Ils étaient encore pleins de sommeil, et grelottaient de froid sous leurs couvertures. On se voyait mal dans l’obscurité ; et l’entassement des lourds vêtements d’hiver faisait ressembler tous ces corps à des curés obèses avec leurs longues soutanes. Mais deux hommes se reconnurent, un troisième les aborda, ils causèrent : — « J’emmène ma femme, » — dit l’un. — « J’en fais autant. » — « Et moi aussi. » — Le premier ajouta : — « Nous ne reviendrons pas à Rouen, et si les Prussiens approchent du Havre nous gagnerons l’Angleterre. » — Tous avaient les mêmes projets, étant de complexion semblable.
Cependant on n’attelait pas la voiture.

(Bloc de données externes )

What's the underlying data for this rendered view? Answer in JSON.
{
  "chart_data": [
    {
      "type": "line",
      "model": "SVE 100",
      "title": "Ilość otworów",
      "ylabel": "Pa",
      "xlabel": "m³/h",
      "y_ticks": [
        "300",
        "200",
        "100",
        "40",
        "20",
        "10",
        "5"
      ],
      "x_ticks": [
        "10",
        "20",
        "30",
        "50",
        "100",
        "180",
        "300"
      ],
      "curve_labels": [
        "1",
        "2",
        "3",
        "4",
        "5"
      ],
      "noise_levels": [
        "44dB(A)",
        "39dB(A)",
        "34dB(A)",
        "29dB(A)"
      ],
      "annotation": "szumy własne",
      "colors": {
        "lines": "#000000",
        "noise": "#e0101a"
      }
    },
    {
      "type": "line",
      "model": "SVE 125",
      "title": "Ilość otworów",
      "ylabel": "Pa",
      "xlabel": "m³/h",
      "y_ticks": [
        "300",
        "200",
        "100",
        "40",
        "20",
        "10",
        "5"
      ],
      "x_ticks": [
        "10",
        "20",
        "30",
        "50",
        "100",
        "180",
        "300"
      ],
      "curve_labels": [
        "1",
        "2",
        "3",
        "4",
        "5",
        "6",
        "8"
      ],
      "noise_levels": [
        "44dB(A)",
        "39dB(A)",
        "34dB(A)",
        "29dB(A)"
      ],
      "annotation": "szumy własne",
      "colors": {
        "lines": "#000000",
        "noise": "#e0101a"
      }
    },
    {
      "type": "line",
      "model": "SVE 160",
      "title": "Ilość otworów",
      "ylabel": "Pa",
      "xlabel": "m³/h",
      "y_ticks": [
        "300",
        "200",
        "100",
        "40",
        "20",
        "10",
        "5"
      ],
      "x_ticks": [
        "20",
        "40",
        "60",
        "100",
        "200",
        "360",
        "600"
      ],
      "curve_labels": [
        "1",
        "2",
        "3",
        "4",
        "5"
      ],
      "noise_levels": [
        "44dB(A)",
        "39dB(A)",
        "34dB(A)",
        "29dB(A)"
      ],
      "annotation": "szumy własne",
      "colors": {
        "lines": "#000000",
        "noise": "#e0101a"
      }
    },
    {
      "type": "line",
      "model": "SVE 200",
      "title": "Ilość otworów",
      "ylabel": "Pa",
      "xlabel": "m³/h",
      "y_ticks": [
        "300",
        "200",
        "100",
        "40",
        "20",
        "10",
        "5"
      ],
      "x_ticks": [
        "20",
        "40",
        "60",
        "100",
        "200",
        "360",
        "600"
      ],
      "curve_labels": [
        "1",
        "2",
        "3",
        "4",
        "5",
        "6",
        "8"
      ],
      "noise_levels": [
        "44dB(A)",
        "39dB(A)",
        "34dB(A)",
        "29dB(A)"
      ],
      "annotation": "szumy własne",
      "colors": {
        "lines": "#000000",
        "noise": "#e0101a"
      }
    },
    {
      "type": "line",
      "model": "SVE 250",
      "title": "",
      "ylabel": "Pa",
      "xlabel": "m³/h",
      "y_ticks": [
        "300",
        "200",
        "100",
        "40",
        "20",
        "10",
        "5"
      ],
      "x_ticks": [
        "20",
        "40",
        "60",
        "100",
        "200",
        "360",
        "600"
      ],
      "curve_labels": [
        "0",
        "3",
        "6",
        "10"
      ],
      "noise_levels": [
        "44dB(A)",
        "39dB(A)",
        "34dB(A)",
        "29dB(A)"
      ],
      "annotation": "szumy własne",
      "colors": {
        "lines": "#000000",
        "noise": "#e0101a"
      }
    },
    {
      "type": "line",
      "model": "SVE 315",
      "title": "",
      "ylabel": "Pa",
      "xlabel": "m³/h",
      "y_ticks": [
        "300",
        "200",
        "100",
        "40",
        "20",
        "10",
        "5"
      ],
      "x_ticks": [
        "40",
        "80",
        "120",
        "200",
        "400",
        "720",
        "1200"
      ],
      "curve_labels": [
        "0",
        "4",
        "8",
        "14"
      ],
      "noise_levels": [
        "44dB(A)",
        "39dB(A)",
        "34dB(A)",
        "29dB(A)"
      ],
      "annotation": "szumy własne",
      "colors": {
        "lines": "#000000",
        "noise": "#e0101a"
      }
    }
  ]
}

Une petite lanterne que portait un valet d’écurie sortait de temps à autre d’une porte obscure pour disparaître immédiatement dans une autre. Des pieds de chevaux frappaient la terre, amortis par le fumier des litières ; et une voix d’homme parlant aux bêtes et jurant s’entendait au fond du bâtiment. Un léger murmure de grelots annonça qu’on maniait les harnais ; ce murmure devint bientôt un frémissement clair et continu, rythmé par le mouvement de l’animal, s’arrêtant parfois, puis reprenant dans une brusque secousse qu’accompagnait le bruit mat d’un sabot ferré battant le sol.
La porte subitement se ferma. Tout bruit cessa. Les bourgeois gelés s’étaient tus ; ils demeuraient immobiles et roidis.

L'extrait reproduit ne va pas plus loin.